Android Question RDC - authentication and security

[Harris]

The server config contains the DB user and password. What about accessing the RDC itself? We use the URL to the server to attach (with initialize). Is this secure?
Sure, SQL scripts on the server are a big help.
Should we devise our own method for allowing users on to the RDC before accessing the DB?

Anyone else have concerns?

Thanks

 

[Erel]

It is not possible to read the config file from outside.

We use the URL to the server to attach (with initialize). Is this secure?

What do you mean with secure? Do you want to hide this URL? You cannot. Users can always use a network monitoring tool to see the requests.

 

[warwound]

I think the concern is that anyone could in theory connect to the RDC server and execute write queries.
There's no authentication between client and RDC server.

This could lead to malicious hackers modifying tables or inserting bogus data.

Martin.

 

[Erel]

I think the concern is that anyone could in theory connect to the RDC server and execute write queries.

Note that the queries are set in the server config file. It is not possible to execute other queries.

You will need to implement the authentication process in your app.

You can then download the queries keys from the authentication server instead of hardcoding them in your app. A hacker will not be able to guess the queries keys.

 

[warwound]

Maybe some sort of security could be achieved:

• Create a new table 'auth_keys' with columns 'device_id' and 'auth_key'.
• Create a new command 'get_auth_key' that accepts a single parameter - a unique device id.
  The command returns the 'auth-key' column from 'auth_keys' table if it exists, or creates a new 'auth_key', inserts it into 'auth_keys' table and returns the 'auth_key' to the device.
• All defined write commands (INSERT, UPDATE etc) would have to accept an 'auth_key' parameter.
• All tables used by write commands would have to have an 'auth_key' column created.
• Now a trigger could be created on all tables used by write commands.
  The trigger could execute before the write command is executed, it'd check that the 'auth_key' in the write command exists in the 'auth_keys' table.
  If 'auth_key' exists in the 'auth_keys' table then the write command would be executed, otherwise the write command would not be executed.

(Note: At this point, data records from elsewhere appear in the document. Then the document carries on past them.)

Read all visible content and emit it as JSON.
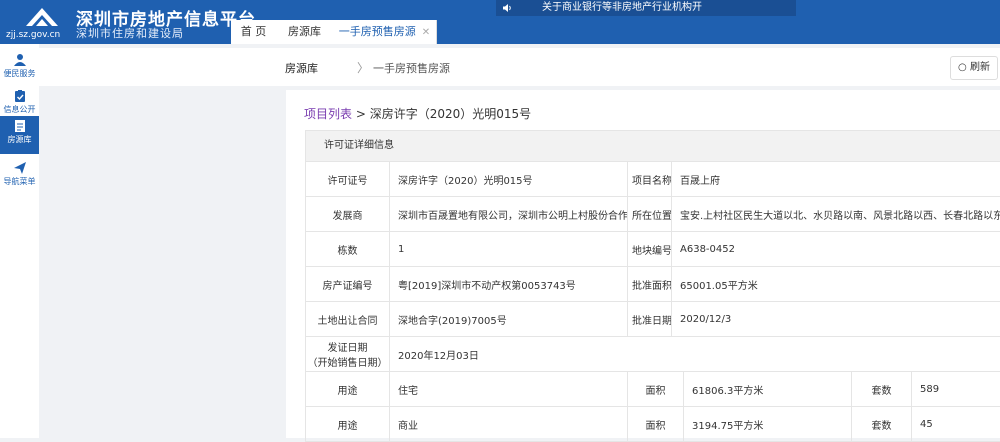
{
  "header": {
    "logo_domain": "zjj.sz.gov.cn",
    "title": "深圳市房地产信息平台",
    "subtitle": "深圳市住房和建设局",
    "notice": "关于商业银行等非房地产行业机构开",
    "brand_color": "#1f60b0"
  },
  "tabs": [
    {
      "label": "首 页",
      "active": false
    },
    {
      "label": "房源库",
      "active": false
    },
    {
      "label": "一手房预售房源",
      "active": true,
      "closable": true
    }
  ],
  "sidebar": {
    "items": [
      {
        "label": "便民服务",
        "icon": "people-icon",
        "active": false
      },
      {
        "label": "信息公开",
        "icon": "clipboard-icon",
        "active": false
      },
      {
        "label": "房源库",
        "icon": "document-icon",
        "active": true
      },
      {
        "label": "导航菜单",
        "icon": "send-icon",
        "active": false
      }
    ]
  },
  "breadcrumb": {
    "root": "房源库",
    "separator": "〉",
    "current": "一手房预售房源",
    "refresh_label": "刷新"
  },
  "project": {
    "list_link": "项目列表",
    "separator": " > ",
    "permit": "深房许字（2020）光明015号"
  },
  "detail": {
    "heading": "许可证详细信息",
    "rows": [
      {
        "l1": "许可证号",
        "v1": "深房许字（2020）光明015号",
        "l2": "项目名称",
        "v2": "百晟上府"
      },
      {
        "l1": "发展商",
        "v1": "深圳市百晟置地有限公司，深圳市公明上村股份合作公司",
        "l2": "所在位置",
        "v2": "宝安.上村社区民生大道以北、水贝路以南、风景北路以西、长春北路以东"
      },
      {
        "l1": "栋数",
        "v1": "1",
        "l2": "地块编号",
        "v2": "A638-0452"
      },
      {
        "l1": "房产证编号",
        "v1": "粤[2019]深圳市不动产权第0053743号",
        "l2": "批准面积",
        "v2": "65001.05平方米"
      },
      {
        "l1": "土地出让合同",
        "v1": "深地合字(2019)7005号",
        "l2": "批准日期",
        "v2": "2020/12/3"
      }
    ],
    "issue_label_line1": "发证日期",
    "issue_label_line2": "（开始销售日期）",
    "issue_value": "2020年12月03日",
    "usage_rows": [
      {
        "usage_label": "用途",
        "usage": "住宅",
        "area_label": "面积",
        "area": "61806.3平方米",
        "count_label": "套数",
        "count": "589"
      },
      {
        "usage_label": "用途",
        "usage": "商业",
        "area_label": "面积",
        "area": "3194.75平方米",
        "count_label": "套数",
        "count": "45"
      }
    ]
  }
}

That'd add some code and processing overhead to usage of RDC but provide a layer of authentication.

It'd not be entirely hack proof - a determined hacker could monitor network traffic and find the 'auth_key' being used by their device and the write commands being sent.
I'd guess the only way to prevent such hacks would be to use the HTTPS protocol to connect to the RDC server and that'd start to makes things much more complicated.

Martin.

 

[keirS]

Jetty on which RDC is based has Basic authentication built in to it. Perhaps Erel could release a version with it implemented?

 

[Erel]

Adding the basic authentication will not make any difference. If someone is running your app and monitoring the traffic then the authentication headers will be visible together with the link.